Overview of the Subject

The notion of groupoid is a common generalization of the concepts of space and group. In the theory of groupoids, spaces and groups are treated on equal footing. Simplifying somewhat, one could say that a groupoid is a mixture of a space and a group; it has space-like and group-like properties that interact in a delicate way.

In fact, though groups are sufficient to characterize the symmetries of homogeneous structures, there are plenty of objects (like finite parts of a crystal) which exhibit what we clearly recognize as symmetry, but admit few automorphisms. The correct way to describe such symmetries is to use groupoids.

Also, if we want to classify certain mathematical objects (say Riemann surfaces or Platonic solids) without losing track of their symmetries, we need to use groupoids. In this example the groupoid appears as a refinement of the concept of moduli space, which parametrizes the objects to be classified, but in a way incorporating the symmetries of these objects as well.

The theory of Lie groupoids is one approach to the problem of endowing an abstract groupoid with geometric structure. The theory of stacks is another such approach.

Groupoids were introduced by Brandt in 1926 in a paper on composition of quadratic forms in four variables. Ehresmann added further structures to groupoids and used them as a tool in differential topology and geometry. In analysis, Mackey used groupoids under the name of virtual groups to allow the treatment of ergodic actions of groups and observed that the convolution operation extended from groups to groupoids so that one can construct many interesting non-commutative algebras. In this context, the use of groupoid convolution algebras as substitute for algebras of functions on badly behaved quotient spaces plays a central role in the non-commutative geometry theory of Connes. It provides a unified study of operator algebras, foliations, and index theory. In algebraic topology, the fundamental groupoid of a topological space has been exploited by Higgins, Brown and others.

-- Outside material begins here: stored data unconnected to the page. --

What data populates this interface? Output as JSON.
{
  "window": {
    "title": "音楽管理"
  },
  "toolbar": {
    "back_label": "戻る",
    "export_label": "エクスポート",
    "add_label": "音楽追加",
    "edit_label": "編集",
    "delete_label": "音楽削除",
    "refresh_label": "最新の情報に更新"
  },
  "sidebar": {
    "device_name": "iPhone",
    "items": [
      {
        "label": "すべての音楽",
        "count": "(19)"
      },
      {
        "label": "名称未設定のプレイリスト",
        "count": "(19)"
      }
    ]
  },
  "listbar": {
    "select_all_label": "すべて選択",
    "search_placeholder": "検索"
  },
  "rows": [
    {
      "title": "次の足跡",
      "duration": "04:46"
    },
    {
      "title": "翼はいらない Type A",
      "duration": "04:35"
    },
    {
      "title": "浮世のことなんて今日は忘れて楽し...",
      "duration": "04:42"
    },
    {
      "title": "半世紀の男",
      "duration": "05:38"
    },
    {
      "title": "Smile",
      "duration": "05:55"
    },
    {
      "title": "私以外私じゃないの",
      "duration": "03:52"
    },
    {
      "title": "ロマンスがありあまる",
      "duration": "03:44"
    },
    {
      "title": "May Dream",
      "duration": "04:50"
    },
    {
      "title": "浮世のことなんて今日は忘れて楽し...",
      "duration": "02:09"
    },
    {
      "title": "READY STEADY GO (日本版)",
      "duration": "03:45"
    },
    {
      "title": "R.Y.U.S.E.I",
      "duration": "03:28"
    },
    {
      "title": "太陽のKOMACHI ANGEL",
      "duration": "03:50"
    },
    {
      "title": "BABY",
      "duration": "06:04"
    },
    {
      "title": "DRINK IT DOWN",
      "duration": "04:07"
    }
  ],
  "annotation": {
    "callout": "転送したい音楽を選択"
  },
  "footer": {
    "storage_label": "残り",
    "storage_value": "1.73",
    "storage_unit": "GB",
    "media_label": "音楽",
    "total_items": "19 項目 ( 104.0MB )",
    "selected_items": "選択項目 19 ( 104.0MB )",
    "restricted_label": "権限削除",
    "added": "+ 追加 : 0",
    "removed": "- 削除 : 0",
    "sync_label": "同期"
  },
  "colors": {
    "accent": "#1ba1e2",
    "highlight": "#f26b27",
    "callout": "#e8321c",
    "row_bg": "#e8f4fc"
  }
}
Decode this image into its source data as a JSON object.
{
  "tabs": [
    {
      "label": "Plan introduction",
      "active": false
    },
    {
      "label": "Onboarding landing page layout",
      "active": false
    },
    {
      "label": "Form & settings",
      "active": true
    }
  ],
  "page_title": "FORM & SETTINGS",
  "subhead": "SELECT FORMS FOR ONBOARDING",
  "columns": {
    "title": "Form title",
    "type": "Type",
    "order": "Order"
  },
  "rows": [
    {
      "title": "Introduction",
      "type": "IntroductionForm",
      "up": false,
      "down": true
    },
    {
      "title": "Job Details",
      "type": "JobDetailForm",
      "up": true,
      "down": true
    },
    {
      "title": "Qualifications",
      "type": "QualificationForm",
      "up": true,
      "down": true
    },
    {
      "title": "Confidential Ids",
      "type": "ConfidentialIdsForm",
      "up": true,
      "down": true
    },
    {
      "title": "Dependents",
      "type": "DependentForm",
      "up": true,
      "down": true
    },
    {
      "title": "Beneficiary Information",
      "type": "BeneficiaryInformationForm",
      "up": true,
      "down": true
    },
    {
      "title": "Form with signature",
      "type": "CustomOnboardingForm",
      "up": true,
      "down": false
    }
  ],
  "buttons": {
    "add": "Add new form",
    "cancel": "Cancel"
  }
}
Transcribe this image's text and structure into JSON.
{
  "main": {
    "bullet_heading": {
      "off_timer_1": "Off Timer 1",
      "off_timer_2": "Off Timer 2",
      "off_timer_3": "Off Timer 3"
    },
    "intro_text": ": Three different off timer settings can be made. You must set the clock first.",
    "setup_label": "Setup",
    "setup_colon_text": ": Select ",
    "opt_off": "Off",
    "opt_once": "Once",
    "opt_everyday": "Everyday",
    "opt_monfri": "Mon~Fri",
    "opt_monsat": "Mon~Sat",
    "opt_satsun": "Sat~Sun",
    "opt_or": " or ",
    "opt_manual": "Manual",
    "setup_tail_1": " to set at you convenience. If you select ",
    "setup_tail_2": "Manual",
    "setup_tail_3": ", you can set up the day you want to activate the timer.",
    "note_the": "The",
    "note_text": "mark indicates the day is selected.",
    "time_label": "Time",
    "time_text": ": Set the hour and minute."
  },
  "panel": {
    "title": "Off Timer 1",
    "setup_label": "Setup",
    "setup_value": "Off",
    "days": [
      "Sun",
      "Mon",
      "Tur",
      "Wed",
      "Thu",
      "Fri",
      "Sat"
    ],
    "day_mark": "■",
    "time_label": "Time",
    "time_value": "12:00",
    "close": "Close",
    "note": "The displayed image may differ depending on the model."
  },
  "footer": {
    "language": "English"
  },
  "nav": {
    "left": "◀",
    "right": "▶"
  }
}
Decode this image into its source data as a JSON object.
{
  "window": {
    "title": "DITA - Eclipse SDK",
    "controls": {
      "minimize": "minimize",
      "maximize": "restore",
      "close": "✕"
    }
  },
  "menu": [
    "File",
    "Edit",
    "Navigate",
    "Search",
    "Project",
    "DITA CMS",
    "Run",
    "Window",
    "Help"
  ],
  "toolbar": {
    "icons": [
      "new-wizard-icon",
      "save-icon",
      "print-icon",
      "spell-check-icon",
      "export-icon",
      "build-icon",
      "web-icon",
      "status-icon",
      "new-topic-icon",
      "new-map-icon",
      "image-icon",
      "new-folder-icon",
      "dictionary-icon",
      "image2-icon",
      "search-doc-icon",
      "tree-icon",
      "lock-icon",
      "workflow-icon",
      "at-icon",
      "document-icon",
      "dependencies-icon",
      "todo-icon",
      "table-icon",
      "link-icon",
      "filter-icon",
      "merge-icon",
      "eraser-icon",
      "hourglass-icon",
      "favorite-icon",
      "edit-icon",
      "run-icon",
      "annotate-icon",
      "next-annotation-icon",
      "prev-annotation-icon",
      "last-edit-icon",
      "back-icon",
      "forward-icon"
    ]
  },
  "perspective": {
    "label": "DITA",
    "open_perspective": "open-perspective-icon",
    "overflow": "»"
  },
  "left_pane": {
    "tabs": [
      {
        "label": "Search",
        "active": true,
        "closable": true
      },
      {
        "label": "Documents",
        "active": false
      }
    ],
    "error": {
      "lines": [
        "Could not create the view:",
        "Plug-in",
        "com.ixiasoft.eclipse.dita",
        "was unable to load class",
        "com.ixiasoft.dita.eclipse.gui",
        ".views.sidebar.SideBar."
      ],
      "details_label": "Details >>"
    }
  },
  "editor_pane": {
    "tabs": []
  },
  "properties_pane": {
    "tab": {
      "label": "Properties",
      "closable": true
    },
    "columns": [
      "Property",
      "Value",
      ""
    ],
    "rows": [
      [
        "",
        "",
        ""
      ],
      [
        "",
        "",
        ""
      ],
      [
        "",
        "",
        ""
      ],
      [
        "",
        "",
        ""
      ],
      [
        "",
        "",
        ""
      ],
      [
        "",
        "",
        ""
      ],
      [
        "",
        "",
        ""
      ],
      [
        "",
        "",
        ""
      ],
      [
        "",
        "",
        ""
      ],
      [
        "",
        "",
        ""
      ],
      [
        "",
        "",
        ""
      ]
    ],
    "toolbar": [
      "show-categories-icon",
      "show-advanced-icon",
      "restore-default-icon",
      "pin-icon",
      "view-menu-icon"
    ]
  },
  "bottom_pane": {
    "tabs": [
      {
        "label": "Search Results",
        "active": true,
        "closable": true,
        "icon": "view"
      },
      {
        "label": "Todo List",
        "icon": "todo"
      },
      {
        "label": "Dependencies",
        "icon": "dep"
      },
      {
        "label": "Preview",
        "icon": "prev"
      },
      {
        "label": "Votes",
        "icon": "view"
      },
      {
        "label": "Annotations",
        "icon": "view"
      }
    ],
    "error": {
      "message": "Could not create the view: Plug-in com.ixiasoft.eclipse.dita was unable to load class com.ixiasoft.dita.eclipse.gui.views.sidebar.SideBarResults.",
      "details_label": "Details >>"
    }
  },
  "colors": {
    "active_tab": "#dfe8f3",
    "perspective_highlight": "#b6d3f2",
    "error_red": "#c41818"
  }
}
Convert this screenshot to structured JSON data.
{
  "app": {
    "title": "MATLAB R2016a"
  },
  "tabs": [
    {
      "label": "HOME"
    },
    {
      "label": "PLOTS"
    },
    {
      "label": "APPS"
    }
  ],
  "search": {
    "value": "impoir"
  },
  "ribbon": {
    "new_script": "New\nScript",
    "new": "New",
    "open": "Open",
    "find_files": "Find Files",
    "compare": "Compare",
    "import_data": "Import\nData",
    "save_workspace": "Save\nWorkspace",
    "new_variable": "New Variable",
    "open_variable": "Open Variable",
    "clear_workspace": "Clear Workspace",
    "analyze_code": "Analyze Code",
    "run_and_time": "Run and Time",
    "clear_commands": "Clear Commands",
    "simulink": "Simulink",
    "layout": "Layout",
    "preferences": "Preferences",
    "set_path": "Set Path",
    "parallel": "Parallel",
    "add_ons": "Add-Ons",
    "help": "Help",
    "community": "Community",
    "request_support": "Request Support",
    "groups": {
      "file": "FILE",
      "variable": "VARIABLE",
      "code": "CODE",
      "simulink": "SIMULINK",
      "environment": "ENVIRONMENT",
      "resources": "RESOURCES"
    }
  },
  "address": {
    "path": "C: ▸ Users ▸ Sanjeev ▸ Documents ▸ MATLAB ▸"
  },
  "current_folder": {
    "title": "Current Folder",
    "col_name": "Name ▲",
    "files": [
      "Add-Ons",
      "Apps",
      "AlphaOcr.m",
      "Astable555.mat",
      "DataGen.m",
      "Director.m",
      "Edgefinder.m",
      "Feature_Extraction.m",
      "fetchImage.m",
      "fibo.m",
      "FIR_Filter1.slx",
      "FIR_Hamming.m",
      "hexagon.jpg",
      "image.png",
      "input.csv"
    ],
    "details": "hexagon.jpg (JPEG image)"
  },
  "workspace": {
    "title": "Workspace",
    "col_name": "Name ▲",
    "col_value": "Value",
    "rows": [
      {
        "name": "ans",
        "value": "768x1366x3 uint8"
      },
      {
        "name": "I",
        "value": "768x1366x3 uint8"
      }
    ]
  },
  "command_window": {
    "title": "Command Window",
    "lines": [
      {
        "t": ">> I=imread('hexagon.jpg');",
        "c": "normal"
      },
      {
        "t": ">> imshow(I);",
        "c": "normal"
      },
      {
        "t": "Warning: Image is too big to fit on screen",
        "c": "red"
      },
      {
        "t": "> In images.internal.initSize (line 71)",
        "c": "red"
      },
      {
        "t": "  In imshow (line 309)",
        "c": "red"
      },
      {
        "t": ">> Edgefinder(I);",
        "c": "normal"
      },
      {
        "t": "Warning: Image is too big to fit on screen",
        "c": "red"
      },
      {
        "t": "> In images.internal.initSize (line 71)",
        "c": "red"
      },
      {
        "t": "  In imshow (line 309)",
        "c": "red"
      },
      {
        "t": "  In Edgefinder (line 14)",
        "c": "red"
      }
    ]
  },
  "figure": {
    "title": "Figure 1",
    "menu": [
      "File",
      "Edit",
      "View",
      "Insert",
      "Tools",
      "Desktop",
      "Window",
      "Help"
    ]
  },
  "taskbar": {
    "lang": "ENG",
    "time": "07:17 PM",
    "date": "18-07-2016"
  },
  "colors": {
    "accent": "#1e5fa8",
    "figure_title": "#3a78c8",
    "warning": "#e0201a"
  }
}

Grothendiek introduced stacks initially to give geometric meaning to higher non-commutative cohomology classes. This is also the context that gerbes appeared in first. During the 1960s, Artin, Deligne and Mumford worked out the basics of the theory of algebraic stacks, which has been so successful in the theory of moduli. Even though the theory of stacks lay almost dormant for many years, the last decade has seen an explosion of activity. Intersection theory on stacks was pioneered by Gillet and Vistoli. Later the work of Kontsevich and Manin on Quantum Cohomology required a highly sophisticated intersection theory machinery on algebraic stacks. The localization formula for virtual fundamental classes plays a fundamental role in Givental's proof of the mirror conjecture. Kontsevich's recent work on mirror symmetry revealed deep, and as yet poorly understood connections between quantization, deformation theory and stacks.

The theory of Lie groupoids has undergone rapid development in the last fifteen years. It played a fundamental role in the recent development of Poisson geometry. Poisson manifolds can be considered in a certain sense as non-linear generalizations of Lie algebras. The search for group-like objects for Poisson manifolds lead to the discovery of symplectic groupoids by Karasev and Weinstein. Symplectic groupoids are expected to play an essential role in quantization of Poisson manifolds, just like Lie groups do for Lie algebras.

Recently, considerable attention has been directed at the Poisson sigma model of Schaller, Strobl and Ikeda, who studied non-linear gauge theory. Roughly speaking, this is a generalization of usual gauge theory where the gauge group is replaced by a Lie groupoid (in this case the symplectic groupoid of the Poisson manifold). The Poisson sigma model was employed by Cattaneo and Felder in depth, and they showed that the perturbative quantization of this model yields Kontsevich's celebrated star-products.